Car transportation costs continue to rise

Car transportation is costing Quebeckers more and more: a total of $43 billion was spent in 2015, including government spending on the road network and private household spending on their car. This is the conclusion of a study conducted by Trajectoire Québec and presented jointly with the David Suzuki Foundation.

This amount, which was $33 billion in 1995 (in constant dollars), would have increased by 32.6% in 20 years.

The study aims to denounce this significant increase in road expenditures, which are still geared towards owning private automobiles rather than public transit.

It stresses, however, that motorists pay most of these costs. In fact, spending by households with a car was $36.9 billion in 2015. This expense item comes in second place, after housing and before food.

Quebec households’ expenditures in this area were 28.8 billion in 1995, an increase of 27.7% in 20 years, caused in particular by the rise in the price of fuel.

Trajectoire Québec aims to promote citizens’ rights in public transportation in Quebec. The David Suzuki Foundation advocates for conservation and environmental protection.

Significant increase in government spending

Public spending on transportation at all three levels of government increased from $ 4 billion in 1995 to $ 6.6 billion in 2015, an increase of 68.9%. The province of Quebec alone spent $ 3 billion on road infrastructure in 2015.

The study says that of these billions paid in 2015, one-third was paid by the amounts paid to the state by motorists, whether it is for example through gasoline taxes, or fees for gasoline. registration or driving license. Another third of the $6.6 billion would have been assumed by freight carriers, while the rest would have been from taxes.

The significant increase in government investment in transportation, which has occurred particularly over the last 10 years, is a result of an awareness of the deterioration of public infrastructure, the report also notes .
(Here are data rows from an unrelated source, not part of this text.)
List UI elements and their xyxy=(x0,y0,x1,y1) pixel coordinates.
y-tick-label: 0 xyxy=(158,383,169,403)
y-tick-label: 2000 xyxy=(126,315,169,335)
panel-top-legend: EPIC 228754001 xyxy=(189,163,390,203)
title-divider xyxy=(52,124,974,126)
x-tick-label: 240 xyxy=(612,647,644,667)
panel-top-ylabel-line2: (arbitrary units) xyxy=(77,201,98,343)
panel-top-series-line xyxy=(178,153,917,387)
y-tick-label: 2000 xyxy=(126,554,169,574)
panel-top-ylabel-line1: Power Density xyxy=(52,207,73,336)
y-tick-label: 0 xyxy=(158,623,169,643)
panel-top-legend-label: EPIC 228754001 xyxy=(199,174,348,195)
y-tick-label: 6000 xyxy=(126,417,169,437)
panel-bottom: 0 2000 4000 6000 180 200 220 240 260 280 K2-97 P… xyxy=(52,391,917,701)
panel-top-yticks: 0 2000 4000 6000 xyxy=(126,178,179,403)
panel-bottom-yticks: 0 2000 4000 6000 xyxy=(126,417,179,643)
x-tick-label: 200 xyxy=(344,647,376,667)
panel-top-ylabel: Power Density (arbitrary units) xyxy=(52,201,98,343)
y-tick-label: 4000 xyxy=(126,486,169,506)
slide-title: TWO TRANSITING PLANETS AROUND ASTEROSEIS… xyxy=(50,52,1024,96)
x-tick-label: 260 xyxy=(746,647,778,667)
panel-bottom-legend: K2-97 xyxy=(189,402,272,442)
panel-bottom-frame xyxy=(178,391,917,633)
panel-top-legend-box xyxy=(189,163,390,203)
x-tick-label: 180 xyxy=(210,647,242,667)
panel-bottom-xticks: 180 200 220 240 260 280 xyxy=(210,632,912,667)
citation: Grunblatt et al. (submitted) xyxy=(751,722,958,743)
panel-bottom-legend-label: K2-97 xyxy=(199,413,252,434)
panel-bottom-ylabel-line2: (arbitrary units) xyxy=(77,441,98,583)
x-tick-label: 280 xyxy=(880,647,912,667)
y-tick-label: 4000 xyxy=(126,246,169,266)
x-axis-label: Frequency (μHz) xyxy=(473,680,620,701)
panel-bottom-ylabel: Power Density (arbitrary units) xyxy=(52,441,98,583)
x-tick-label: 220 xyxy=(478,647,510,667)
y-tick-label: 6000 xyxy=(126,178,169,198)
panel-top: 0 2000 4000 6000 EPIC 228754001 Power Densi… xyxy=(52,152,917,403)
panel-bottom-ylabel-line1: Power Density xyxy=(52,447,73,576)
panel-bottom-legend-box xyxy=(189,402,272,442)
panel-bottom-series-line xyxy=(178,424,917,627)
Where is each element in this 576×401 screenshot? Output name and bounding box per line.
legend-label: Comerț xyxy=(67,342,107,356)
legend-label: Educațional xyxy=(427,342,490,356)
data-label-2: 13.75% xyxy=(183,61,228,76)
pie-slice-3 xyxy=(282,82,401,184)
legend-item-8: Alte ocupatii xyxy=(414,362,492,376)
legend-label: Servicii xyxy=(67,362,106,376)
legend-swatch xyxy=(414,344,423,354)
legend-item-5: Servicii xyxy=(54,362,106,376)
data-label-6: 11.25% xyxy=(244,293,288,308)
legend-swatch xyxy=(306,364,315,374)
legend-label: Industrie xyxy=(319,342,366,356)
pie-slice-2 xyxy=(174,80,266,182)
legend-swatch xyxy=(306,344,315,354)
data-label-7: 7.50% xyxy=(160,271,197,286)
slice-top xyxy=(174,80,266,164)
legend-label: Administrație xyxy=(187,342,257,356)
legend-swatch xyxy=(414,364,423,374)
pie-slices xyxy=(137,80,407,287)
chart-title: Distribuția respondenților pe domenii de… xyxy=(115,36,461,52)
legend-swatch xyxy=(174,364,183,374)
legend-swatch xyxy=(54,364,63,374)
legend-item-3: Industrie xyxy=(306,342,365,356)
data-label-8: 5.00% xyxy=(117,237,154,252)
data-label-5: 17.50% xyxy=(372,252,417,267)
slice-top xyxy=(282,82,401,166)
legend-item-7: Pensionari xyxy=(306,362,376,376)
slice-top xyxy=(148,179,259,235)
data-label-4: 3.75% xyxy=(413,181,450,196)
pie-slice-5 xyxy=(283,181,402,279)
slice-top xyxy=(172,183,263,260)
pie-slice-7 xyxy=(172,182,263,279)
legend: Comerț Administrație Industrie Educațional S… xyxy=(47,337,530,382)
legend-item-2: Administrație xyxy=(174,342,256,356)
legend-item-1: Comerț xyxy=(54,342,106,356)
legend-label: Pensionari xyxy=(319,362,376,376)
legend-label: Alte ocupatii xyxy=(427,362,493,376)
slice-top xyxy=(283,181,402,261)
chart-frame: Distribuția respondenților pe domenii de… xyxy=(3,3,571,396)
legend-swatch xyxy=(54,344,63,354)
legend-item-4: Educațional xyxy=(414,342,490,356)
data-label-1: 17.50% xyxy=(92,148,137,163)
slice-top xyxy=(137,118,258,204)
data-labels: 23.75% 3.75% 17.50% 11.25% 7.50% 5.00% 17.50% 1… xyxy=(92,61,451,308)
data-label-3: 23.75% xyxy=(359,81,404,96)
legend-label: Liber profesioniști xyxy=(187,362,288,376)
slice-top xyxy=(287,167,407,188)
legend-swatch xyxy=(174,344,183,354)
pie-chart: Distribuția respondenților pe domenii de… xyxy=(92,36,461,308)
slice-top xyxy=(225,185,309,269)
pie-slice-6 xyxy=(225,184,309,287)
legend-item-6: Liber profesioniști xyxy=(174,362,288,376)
While they have allowed for the renovation of existing roads, these expenditures have also been used to expand the road network, something the report authors deplore. This expansion of the road network would have generated average expenditures of $1.15 billion from 2007 to 2013, according to the study, compared to an average of 275 million in the six previous years.

Through its interventions and its financial model, the State encourages the growth of the car fleet and the increase in the number of kilometers traveled, which goes against its efforts to combat climate change.

Extract of the report

The “externalities”

In addition to deploring the significant financial costs generated by the use of the automobile, the study also denounces the non-direct costs associated with it.

In particular, it assesses the “social” costs of automobile transportation – such as accidents, congestion, air pollution, greenhouse gas emissions and noise – at $ 7.6 billion in 2015, or close to $ 1,000. per capita, “largely attributable to accidents and congestion for local transportation”.

“In short, by focusing on the road supply, Quebec is inducing an increased demand which causes the increase in system costs,” concludes the document, which suggests rethinking governance in this area and financing the road network. , which should be subordinated to “various direct pricing measures” of motorists.

James Harris

James Harris is the lead editor Billionaire 365. James has written for many publications including Business Insider Vanity Fair and Bleacher Report. Kevin is based in Ottawa and covers issues affecting real estate and business. In addition to following the financial markets around the world, James also has a passion for dog breeding and is very proud of his champion boxers.